Affermando che le perizie sono ancora in corso, Tunç ha aggiunto:
Attualmente 248 persone sono in custodia cautelare con l'accusa di avere responsabilità nel terremoto. Altre 1036 persone sono attualmente libere ma soggette a misure di controllo giudiziario. Pertanto, la nostra magistratura continua a chiedere conto ai responsabili per quanto accaduto durante il sisma. Lo abbiamo sempre detto fin dall'inizio. Tuttavia, purtroppo, vediamo che alcuni, in certi discorsi, rilasciano dichiarazioni prive di fondamento. C'è chi chiede se sia stata presa una decisione contro qualcuno per le responsabilità nel disastro del terremoto. Noi, ovviamente, continueremo a fare il nostro lavoro. Anche se continuano a fare disinformazione e a fornire informazioni errate ai cittadini, la nostra magistratura, imparziale e indipendente, continuerà a chiedere conto ai responsabili in modo equo e conforme alla legge. Nei 1.491 fascicoli processuali, è stata emessa una sentenza in 149 casi. Ci sono responsabili condannati a pene detentive di varia durata, tra cui appaltatori, responsabili di cantiere, responsabili della supervisione edilizia e coloro che hanno apportato modifiche non autorizzate agli edifici. I processi relativi a questi casi continuano. In questi procedimenti, 118 persone sono state condannate a pene detentive di varia durata. Oltre ai processi penali, ci sono naturalmente gli aspetti legati alla giustizia amministrativa e civile. Anche nella giustizia amministrativa i processi proseguono rapidamente.
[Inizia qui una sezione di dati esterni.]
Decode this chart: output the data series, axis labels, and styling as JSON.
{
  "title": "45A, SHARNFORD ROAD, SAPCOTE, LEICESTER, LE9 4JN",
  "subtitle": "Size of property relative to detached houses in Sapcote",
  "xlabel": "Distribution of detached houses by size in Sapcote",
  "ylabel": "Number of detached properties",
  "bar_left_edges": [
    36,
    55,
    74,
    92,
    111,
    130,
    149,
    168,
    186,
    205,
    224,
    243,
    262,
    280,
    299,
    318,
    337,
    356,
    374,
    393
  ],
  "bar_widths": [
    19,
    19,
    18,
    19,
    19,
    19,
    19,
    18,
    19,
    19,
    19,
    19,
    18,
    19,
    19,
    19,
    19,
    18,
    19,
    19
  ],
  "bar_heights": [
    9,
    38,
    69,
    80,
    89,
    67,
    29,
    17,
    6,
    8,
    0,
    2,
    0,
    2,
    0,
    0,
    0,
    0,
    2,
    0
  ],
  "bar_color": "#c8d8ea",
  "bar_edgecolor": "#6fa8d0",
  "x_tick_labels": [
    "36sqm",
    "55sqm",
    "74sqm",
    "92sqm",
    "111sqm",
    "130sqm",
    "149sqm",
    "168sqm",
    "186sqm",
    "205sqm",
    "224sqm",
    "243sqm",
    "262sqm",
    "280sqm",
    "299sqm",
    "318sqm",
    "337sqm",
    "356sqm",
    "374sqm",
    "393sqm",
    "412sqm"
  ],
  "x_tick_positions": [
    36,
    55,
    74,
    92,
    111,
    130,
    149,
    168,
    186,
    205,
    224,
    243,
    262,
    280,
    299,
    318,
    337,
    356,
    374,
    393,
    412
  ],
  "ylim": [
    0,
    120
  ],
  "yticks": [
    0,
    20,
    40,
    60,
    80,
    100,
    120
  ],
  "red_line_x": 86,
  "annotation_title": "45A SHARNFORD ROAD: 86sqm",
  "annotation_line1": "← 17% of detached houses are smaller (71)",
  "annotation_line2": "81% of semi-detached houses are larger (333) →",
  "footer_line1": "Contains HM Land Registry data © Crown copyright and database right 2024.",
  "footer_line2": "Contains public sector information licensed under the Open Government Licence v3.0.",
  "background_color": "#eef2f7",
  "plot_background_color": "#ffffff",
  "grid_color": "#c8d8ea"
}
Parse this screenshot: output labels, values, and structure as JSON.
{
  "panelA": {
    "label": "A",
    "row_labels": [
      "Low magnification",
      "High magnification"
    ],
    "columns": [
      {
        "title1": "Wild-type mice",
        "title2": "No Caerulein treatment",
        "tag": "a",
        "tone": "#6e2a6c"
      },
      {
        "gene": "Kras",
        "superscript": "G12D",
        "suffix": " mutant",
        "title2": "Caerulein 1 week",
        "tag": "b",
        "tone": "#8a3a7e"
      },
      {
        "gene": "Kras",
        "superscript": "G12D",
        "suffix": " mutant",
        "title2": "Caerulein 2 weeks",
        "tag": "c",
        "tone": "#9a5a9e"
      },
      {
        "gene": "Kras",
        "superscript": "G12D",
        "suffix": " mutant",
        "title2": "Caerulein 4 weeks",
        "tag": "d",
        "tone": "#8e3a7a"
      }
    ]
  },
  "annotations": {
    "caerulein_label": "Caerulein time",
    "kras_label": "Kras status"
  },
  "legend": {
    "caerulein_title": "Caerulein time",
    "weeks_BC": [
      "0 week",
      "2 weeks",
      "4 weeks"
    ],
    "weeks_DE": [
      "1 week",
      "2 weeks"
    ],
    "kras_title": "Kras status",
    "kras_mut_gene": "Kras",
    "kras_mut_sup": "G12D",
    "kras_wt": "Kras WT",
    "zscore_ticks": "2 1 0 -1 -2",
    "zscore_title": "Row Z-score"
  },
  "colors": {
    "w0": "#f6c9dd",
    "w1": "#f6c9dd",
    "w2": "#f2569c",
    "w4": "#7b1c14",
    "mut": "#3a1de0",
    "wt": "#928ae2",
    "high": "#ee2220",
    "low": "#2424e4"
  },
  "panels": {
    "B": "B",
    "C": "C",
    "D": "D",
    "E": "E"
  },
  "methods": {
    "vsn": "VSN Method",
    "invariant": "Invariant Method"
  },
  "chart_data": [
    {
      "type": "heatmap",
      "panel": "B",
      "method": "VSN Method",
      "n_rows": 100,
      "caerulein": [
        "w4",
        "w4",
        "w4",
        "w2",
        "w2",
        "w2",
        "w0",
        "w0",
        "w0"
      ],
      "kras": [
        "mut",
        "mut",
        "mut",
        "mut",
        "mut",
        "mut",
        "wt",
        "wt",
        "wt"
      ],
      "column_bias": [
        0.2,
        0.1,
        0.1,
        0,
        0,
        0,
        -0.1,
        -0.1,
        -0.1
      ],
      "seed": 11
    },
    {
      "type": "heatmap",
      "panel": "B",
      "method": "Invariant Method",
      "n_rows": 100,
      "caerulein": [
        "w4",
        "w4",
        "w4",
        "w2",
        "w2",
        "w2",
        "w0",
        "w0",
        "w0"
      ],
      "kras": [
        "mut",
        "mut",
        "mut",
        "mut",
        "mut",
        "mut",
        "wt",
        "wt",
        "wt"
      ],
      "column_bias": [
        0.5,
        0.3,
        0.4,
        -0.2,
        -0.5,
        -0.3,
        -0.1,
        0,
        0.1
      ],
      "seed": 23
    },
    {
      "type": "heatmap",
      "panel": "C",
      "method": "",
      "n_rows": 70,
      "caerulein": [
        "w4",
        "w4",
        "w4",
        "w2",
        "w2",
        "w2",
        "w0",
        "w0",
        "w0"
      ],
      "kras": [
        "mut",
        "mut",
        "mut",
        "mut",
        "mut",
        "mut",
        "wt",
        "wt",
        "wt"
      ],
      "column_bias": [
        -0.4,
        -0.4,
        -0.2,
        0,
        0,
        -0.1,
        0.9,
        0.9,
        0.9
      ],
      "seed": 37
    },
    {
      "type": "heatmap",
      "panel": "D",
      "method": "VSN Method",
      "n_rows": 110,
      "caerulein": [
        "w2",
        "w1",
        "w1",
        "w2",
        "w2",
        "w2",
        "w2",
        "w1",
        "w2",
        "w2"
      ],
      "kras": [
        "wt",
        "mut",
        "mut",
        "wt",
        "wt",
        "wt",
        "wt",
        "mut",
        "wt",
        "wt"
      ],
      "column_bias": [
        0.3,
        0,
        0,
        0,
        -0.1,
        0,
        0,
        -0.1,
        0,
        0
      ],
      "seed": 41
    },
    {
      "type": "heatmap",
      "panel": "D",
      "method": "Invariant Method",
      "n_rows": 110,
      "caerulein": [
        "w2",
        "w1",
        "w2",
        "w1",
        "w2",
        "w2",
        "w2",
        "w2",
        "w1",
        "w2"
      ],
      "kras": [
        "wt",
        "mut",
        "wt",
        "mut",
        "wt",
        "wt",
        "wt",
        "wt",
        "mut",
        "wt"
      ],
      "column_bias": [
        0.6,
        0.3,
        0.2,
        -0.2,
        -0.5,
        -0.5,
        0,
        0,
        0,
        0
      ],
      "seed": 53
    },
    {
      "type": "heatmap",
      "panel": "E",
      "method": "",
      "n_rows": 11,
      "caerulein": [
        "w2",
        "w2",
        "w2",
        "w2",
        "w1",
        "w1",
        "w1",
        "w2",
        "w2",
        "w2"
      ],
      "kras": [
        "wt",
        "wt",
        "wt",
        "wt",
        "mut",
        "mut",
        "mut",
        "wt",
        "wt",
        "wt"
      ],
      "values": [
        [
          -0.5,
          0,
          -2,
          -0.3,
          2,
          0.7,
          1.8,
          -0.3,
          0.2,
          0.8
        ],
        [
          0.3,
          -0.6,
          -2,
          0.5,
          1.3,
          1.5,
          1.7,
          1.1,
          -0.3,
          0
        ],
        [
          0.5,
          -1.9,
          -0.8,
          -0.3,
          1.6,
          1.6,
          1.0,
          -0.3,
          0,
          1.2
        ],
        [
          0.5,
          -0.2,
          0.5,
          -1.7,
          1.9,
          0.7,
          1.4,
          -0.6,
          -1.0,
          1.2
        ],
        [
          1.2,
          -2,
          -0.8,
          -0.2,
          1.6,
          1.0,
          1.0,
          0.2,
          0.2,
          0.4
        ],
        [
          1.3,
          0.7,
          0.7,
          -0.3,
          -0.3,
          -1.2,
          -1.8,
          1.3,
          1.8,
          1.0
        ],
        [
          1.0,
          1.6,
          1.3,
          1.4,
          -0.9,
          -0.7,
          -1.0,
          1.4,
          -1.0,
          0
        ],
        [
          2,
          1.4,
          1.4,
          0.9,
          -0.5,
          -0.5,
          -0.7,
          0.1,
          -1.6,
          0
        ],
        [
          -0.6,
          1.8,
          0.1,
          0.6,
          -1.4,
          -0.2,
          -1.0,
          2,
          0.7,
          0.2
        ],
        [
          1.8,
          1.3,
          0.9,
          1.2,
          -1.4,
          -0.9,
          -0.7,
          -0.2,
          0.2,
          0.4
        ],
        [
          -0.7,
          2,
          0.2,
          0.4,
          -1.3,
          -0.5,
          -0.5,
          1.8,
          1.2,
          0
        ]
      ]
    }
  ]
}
'AVVIATI UN TOTALE DI 105.933 PROCEDIMENTI GIUDIZIARI'
Affermando che negli 11 province colpite dal terremoto sono stati avviati 105.933 procedimenti giudiziari, alcuni dei quali riguardanti la valutazione dei danni, le decisioni di demolizione e i diritti di proprietà, il Ministro ha dichiarato: "Di questi, 65.826 sono stati risolti. Quindi, c'è una procedura giudiziaria rapida. Gli altri processi continuano. Erano stati avviati 39.923 procedimenti contro le decisioni di valutazione di danni gravi e demolizione; in 15.558 casi i nostri cittadini hanno presentato ricorso sostenendo che il loro edificio non dovesse essere demolito e, con le nuove valutazioni, questo numero di edifici, calcolato come unità indipendenti, supera le 100.000 unità. Attualmente, sono in corso 4.970 procedimenti contro le decisioni di valutazione di danni gravi e demolizione. I cittadini hanno anche fatto ricorso alla magistratura in merito alle domande per il riconoscimento dei diritti di proprietà. La strada per difendere i propri diritti in tribunale fino in fondo è ovviamente aperta. In questo contesto, erano stati avviati 7.376 procedimenti. Di questi, 1.766 sono stati accolti. È stato stabilito che le richieste dei nostri cittadini erano fondate e hanno ottenuto il riconoscimento dei loro diritti. Attualmente, sono in corso anche i processi giudiziari per 4.657 cittadini riguardanti il riconoscimento dei diritti di proprietà", ha concluso.